Our aims for the market this week were a bit differnt. Some recent dental work has left me consuming liquids for the time being. With that in mind, I went looking for things to turn into soup. I found this giant mushroom cluster. Enjoy.

Wednesday, April 12, 2006

Grilled Short Ribs with Mole Sauce

Writing on the occasion of the 34th consecutive rainy day in the bay area. And let the record show, I grilled. Short ribs are something of a staple here at consumptive HQ. I usually lean toward the Zuni Cafe Cookbook recipe. Instead of porter, I use New Belgium Brewing Company's 1554 Black Ale. Have also been known to prepare them a la Mario Batali (use the cheapest barolo you can find). I know that the secret to short ribs is in the browning.

After a recent stretch of short ribs, beef cheeks, and chuck roast my wife however let it be known that she is done with braises. So, having braised this batch of Prather Ranch Beef Short Ribs, I grilled them, and slathered them in a Mole sauce. The mole recipe came from, of all places, the Chez Panisse Cafe Cookbook.

Grilled, braised meats figure in the cooking of many cultures. Carnitas leaps to mind, and Doug Stonebreaker of Prather Ranch recently recommended a milk-braised pork shoulder for grilling. The outer shell of these short ribs was crispy, theinterior was nearly liquified. The closest I've managed to get to the carnitas at Dona Tomas. The depth and complexity of the mole sauce put this one over the top.

Market Recap: 2006: Week 10 (08 April 2006)

It's been a couple of weeks since I posted my last market recap. The rain seems to have caught up with people, as a few of the ususal suspects (County Line Harvest, the lettuce guy from Monterey county ) were missing in action this time around. The week before it had been the lady we buy our apples from.

Citrus varieties are disappearing from the stands each week now. Page Tangerines from Lagier Ranches and Cara Cara Oranges from Hamada Farms are both gone until next year. You might still be able to find both at Berkeley Bowl or Market Hall Produce though.

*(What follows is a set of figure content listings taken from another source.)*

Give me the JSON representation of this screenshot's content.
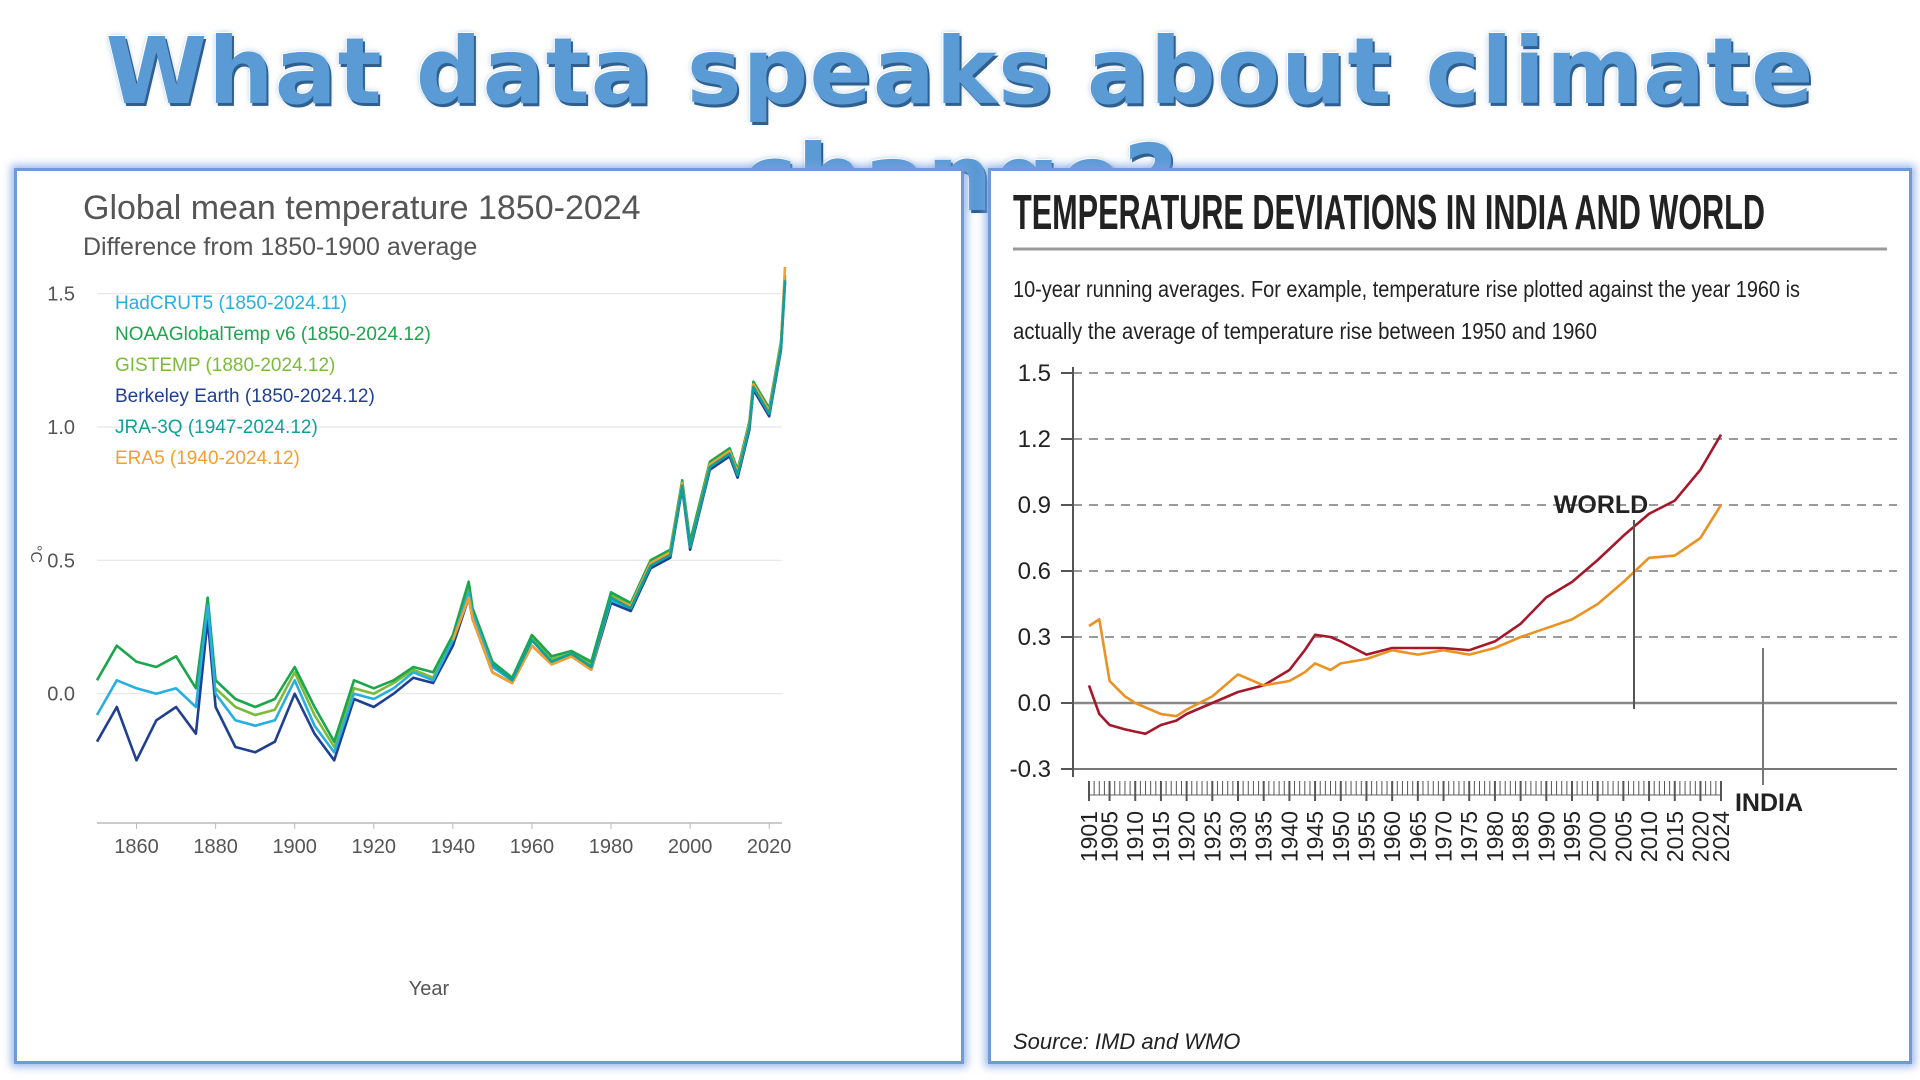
{
  "page": {
    "headline": "What data speaks about climate change?"
  },
  "left_panel": {
    "title": "Global mean temperature 1850-2024",
    "subtitle": "Difference from 1850-1900 average",
    "y_unit_label": "°C",
    "x_axis_label": "Year",
    "legend": [
      {
        "label": "HadCRUT5 (1850-2024.11)",
        "color": "#29aee0"
      },
      {
        "label": "NOAAGlobalTemp v6 (1850-2024.12)",
        "color": "#1aa64a"
      },
      {
        "label": "GISTEMP (1880-2024.12)",
        "color": "#7cbb3a"
      },
      {
        "label": "Berkeley Earth (1850-2024.12)",
        "color": "#1f3f91"
      },
      {
        "label": "JRA-3Q (1947-2024.12)",
        "color": "#12a09a"
      },
      {
        "label": "ERA5 (1940-2024.12)",
        "color": "#f2a02e"
      }
    ]
  },
  "right_panel": {
    "title": "TEMPERATURE DEVIATIONS IN INDIA AND WORLD",
    "description_line1": "10-year running averages. For example, temperature rise plotted against the year 1960 is",
    "description_line2": "actually the average of temperature rise between 1950 and 1960",
    "world_label": "WORLD",
    "india_label": "INDIA",
    "source": "Source: IMD and WMO",
    "world_color": "#a5182b",
    "india_color": "#ea9324"
  },
  "chart_data": [
    {
      "type": "line",
      "title": "Global mean temperature 1850-2024",
      "subtitle": "Difference from 1850-1900 average",
      "xlabel": "Year",
      "ylabel": "°C",
      "xlim": [
        1850,
        2024
      ],
      "ylim": [
        -0.35,
        1.6
      ],
      "yticks": [
        0.0,
        0.5,
        1.0,
        1.5
      ],
      "xticks": [
        1860,
        1880,
        1900,
        1920,
        1940,
        1960,
        1980,
        2000,
        2020
      ],
      "grid": true,
      "legend_position": "top-left",
      "x": [
        1850,
        1855,
        1860,
        1865,
        1870,
        1875,
        1878,
        1880,
        1885,
        1890,
        1895,
        1900,
        1905,
        1910,
        1915,
        1920,
        1925,
        1930,
        1935,
        1940,
        1944,
        1945,
        1950,
        1955,
        1960,
        1965,
        1970,
        1975,
        1980,
        1985,
        1990,
        1995,
        1998,
        2000,
        2005,
        2010,
        2012,
        2015,
        2016,
        2020,
        2023,
        2024
      ],
      "series": [
        {
          "name": "HadCRUT5 (1850-2024.11)",
          "color": "#29aee0",
          "values": [
            -0.08,
            0.05,
            0.02,
            0.0,
            0.02,
            -0.05,
            0.33,
            0.0,
            -0.1,
            -0.12,
            -0.1,
            0.05,
            -0.12,
            -0.22,
            0.0,
            -0.02,
            0.02,
            0.08,
            0.05,
            0.2,
            0.38,
            0.3,
            0.1,
            0.05,
            0.2,
            0.12,
            0.15,
            0.1,
            0.35,
            0.32,
            0.48,
            0.52,
            0.78,
            0.55,
            0.85,
            0.9,
            0.82,
            1.0,
            1.15,
            1.05,
            1.3,
            1.55
          ]
        },
        {
          "name": "NOAAGlobalTemp v6 (1850-2024.12)",
          "color": "#1aa64a",
          "values": [
            0.05,
            0.18,
            0.12,
            0.1,
            0.14,
            0.02,
            0.36,
            0.05,
            -0.02,
            -0.05,
            -0.02,
            0.1,
            -0.05,
            -0.18,
            0.05,
            0.02,
            0.05,
            0.1,
            0.08,
            0.22,
            0.42,
            0.32,
            0.12,
            0.06,
            0.22,
            0.14,
            0.16,
            0.12,
            0.38,
            0.34,
            0.5,
            0.54,
            0.8,
            0.57,
            0.87,
            0.92,
            0.84,
            1.02,
            1.17,
            1.07,
            1.32,
            1.57
          ]
        },
        {
          "name": "GISTEMP (1880-2024.12)",
          "color": "#7cbb3a",
          "values": [
            null,
            null,
            null,
            null,
            null,
            null,
            null,
            0.02,
            -0.05,
            -0.08,
            -0.06,
            0.08,
            -0.08,
            -0.2,
            0.02,
            0.0,
            0.04,
            0.09,
            0.06,
            0.21,
            0.4,
            0.31,
            0.11,
            0.05,
            0.21,
            0.13,
            0.15,
            0.11,
            0.37,
            0.33,
            0.49,
            0.53,
            0.79,
            0.56,
            0.86,
            0.91,
            0.83,
            1.01,
            1.16,
            1.06,
            1.31,
            1.56
          ]
        },
        {
          "name": "Berkeley Earth (1850-2024.12)",
          "color": "#1f3f91",
          "values": [
            -0.18,
            -0.05,
            -0.25,
            -0.1,
            -0.05,
            -0.15,
            0.28,
            -0.05,
            -0.2,
            -0.22,
            -0.18,
            0.0,
            -0.15,
            -0.25,
            -0.02,
            -0.05,
            0.0,
            0.06,
            0.04,
            0.18,
            0.36,
            0.28,
            0.08,
            0.04,
            0.18,
            0.11,
            0.14,
            0.09,
            0.34,
            0.31,
            0.47,
            0.51,
            0.77,
            0.54,
            0.84,
            0.89,
            0.81,
            0.99,
            1.14,
            1.04,
            1.29,
            1.54
          ]
        },
        {
          "name": "JRA-3Q (1947-2024.12)",
          "color": "#12a09a",
          "values": [
            null,
            null,
            null,
            null,
            null,
            null,
            null,
            null,
            null,
            null,
            null,
            null,
            null,
            null,
            null,
            null,
            null,
            null,
            null,
            null,
            null,
            null,
            0.11,
            0.05,
            0.2,
            0.12,
            0.15,
            0.1,
            0.36,
            0.32,
            0.48,
            0.52,
            0.78,
            0.55,
            0.85,
            0.9,
            0.82,
            1.0,
            1.15,
            1.05,
            1.3,
            1.55
          ]
        },
        {
          "name": "ERA5 (1940-2024.12)",
          "color": "#f2a02e",
          "values": [
            null,
            null,
            null,
            null,
            null,
            null,
            null,
            null,
            null,
            null,
            null,
            null,
            null,
            null,
            null,
            null,
            null,
            null,
            null,
            0.2,
            0.36,
            0.28,
            0.08,
            0.04,
            0.18,
            0.11,
            0.14,
            0.09,
            0.36,
            0.33,
            0.49,
            0.53,
            0.79,
            0.55,
            0.86,
            0.91,
            0.83,
            1.01,
            1.16,
            1.06,
            1.31,
            1.6
          ]
        }
      ]
    },
    {
      "type": "line",
      "title": "TEMPERATURE DEVIATIONS IN INDIA AND WORLD",
      "subtitle": "10-year running averages. For example, temperature rise plotted against the year 1960 is actually the average of temperature rise between 1950 and 1960",
      "xlabel": "",
      "ylabel": "",
      "xlim": [
        1901,
        2024
      ],
      "ylim": [
        -0.3,
        1.5
      ],
      "yticks": [
        "1.5",
        "1.2",
        "0.9",
        "0.6",
        "0.3",
        "0.0",
        "-0.3"
      ],
      "ytick_values": [
        1.5,
        1.2,
        0.9,
        0.6,
        0.3,
        0.0,
        -0.3
      ],
      "xticks": [
        "1901",
        "1905",
        "1910",
        "1915",
        "1920",
        "1925",
        "1930",
        "1935",
        "1940",
        "1945",
        "1950",
        "1955",
        "1960",
        "1965",
        "1970",
        "1975",
        "1980",
        "1985",
        "1990",
        "1995",
        "2000",
        "2005",
        "2010",
        "2015",
        "2020",
        "2024"
      ],
      "xtick_values": [
        1901,
        1905,
        1910,
        1915,
        1920,
        1925,
        1930,
        1935,
        1940,
        1945,
        1950,
        1955,
        1960,
        1965,
        1970,
        1975,
        1980,
        1985,
        1990,
        1995,
        2000,
        2005,
        2010,
        2015,
        2020,
        2024
      ],
      "grid": "dashed horizontal",
      "x": [
        1901,
        1903,
        1905,
        1908,
        1910,
        1912,
        1915,
        1918,
        1920,
        1925,
        1930,
        1935,
        1940,
        1943,
        1945,
        1948,
        1950,
        1955,
        1960,
        1965,
        1970,
        1975,
        1980,
        1985,
        1990,
        1995,
        2000,
        2005,
        2010,
        2015,
        2020,
        2024
      ],
      "series": [
        {
          "name": "WORLD",
          "color": "#a5182b",
          "values": [
            0.08,
            -0.05,
            -0.1,
            -0.12,
            -0.13,
            -0.14,
            -0.1,
            -0.08,
            -0.05,
            0.0,
            0.05,
            0.08,
            0.15,
            0.24,
            0.31,
            0.3,
            0.28,
            0.22,
            0.25,
            0.25,
            0.25,
            0.24,
            0.28,
            0.36,
            0.48,
            0.55,
            0.65,
            0.76,
            0.86,
            0.92,
            1.06,
            1.22
          ]
        },
        {
          "name": "INDIA",
          "color": "#ea9324",
          "values": [
            0.35,
            0.38,
            0.1,
            0.03,
            0.0,
            -0.02,
            -0.05,
            -0.06,
            -0.03,
            0.03,
            0.13,
            0.08,
            0.1,
            0.14,
            0.18,
            0.15,
            0.18,
            0.2,
            0.24,
            0.22,
            0.24,
            0.22,
            0.25,
            0.3,
            0.34,
            0.38,
            0.45,
            0.55,
            0.66,
            0.67,
            0.75,
            0.9
          ]
        }
      ]
    }
  ]
}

I did notice peas starting to show up this past week, but haven't had a chance to sample anyones pods. We'd already picked ours up from Berkeley Bowl, where they've been available for weeks now.

Fruit: Curd: Meyer Lemon

Lemon curd is a tart cooked cream traditionally served with scones. This distinctly tart preparation distinguishes curd from other creamy fruit confections, like custard. The batch you see here was made of Meyer and Eureka lemons. For a step by step recipe you might try this one by Alton Brown.

My wife has an outsized lemon curd habit. Her recipe doubles the amount of lemon matter (juice and zest) that you find in "High Tea" friendly versions. If you want to —eh hem— take it up a notch, try these amounts:

• 3 Eggs
• 6 Oz. of butter
• 1/2 a cup of sugar
• A Pint Glass of lemon juice

Given that curd is essentially egg, butter, and sugar, and that a batch yields several jars worth of the stuff, we wind up gifting a fair amount of it to friends. As food gifts go, it is a relatively safe bet and keeps in the fridge for weeks.

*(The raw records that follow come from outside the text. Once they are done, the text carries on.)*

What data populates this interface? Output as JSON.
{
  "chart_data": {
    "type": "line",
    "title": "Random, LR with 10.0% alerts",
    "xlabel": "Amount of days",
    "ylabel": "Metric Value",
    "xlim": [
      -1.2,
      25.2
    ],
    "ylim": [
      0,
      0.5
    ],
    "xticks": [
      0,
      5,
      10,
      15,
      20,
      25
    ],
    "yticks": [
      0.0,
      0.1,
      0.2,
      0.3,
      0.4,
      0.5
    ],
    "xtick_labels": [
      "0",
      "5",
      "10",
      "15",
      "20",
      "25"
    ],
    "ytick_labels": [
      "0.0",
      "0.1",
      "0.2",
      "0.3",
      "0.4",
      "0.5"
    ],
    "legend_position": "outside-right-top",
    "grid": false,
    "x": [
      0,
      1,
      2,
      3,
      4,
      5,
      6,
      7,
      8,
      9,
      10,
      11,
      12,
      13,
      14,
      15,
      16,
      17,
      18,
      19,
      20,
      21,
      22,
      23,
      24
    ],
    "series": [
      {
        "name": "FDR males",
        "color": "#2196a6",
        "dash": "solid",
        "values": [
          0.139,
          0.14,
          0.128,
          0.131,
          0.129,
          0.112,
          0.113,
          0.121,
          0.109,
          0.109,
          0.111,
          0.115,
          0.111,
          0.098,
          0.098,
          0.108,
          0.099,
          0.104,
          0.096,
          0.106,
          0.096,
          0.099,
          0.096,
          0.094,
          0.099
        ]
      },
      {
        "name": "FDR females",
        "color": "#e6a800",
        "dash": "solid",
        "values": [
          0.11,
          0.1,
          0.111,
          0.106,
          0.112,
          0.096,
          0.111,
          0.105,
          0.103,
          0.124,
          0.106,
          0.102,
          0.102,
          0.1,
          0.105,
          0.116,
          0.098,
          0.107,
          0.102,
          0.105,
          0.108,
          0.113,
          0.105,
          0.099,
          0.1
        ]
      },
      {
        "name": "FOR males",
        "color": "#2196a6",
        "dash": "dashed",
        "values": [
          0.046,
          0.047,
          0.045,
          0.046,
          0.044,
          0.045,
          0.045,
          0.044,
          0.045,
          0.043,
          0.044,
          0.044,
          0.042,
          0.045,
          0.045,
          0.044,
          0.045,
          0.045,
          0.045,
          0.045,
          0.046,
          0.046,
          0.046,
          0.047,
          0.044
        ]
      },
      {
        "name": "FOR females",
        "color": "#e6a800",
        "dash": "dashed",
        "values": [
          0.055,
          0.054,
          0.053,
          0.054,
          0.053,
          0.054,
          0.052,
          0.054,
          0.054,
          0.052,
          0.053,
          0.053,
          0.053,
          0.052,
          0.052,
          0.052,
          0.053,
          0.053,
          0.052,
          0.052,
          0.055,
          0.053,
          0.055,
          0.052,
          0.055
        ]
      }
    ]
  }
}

We gave a few jars to people whose stands we frequent at the Farmer's Market two weeks back; when they asked how they should eat it, A. replied,"With a spoon." Doug Stonebreaker of Prather Ranch reported back that he ate his over vanilla gelato.

You can also try it on english muffins, between cookies, and as a tart filling.

Saturday, April 01, 2006

Salad: Potato, Cress, and Quail Egg

I've had a few requests lately to start including recipes in my posts. I'm disposed against them though. I tend to not use recipes, and any that I do use are bound to be the work of others. A lot of the food that you see here, to borrow an insult once directed at Alice Waters, has as much to do with shopping as it does cooking.

So it is with this dish, based on my memory of a similar salad served at Chez Panisse. The quail eggs and cress can be found at the Grand Lake Farmers' Market. I'm a big fan of the greens that County Line Harvest sells there, everything from white peacock kale to heirloom chicory varieties. Their water cress is peppery and tender, without being bitter.

I cooked these quail eggs for about 6 minutes, 4 minutes is probably best for a semi-soft boil. A Meyer Lemon vinaigrette, with plenty of dijon mustard, works well with the potato and stands up to the cress.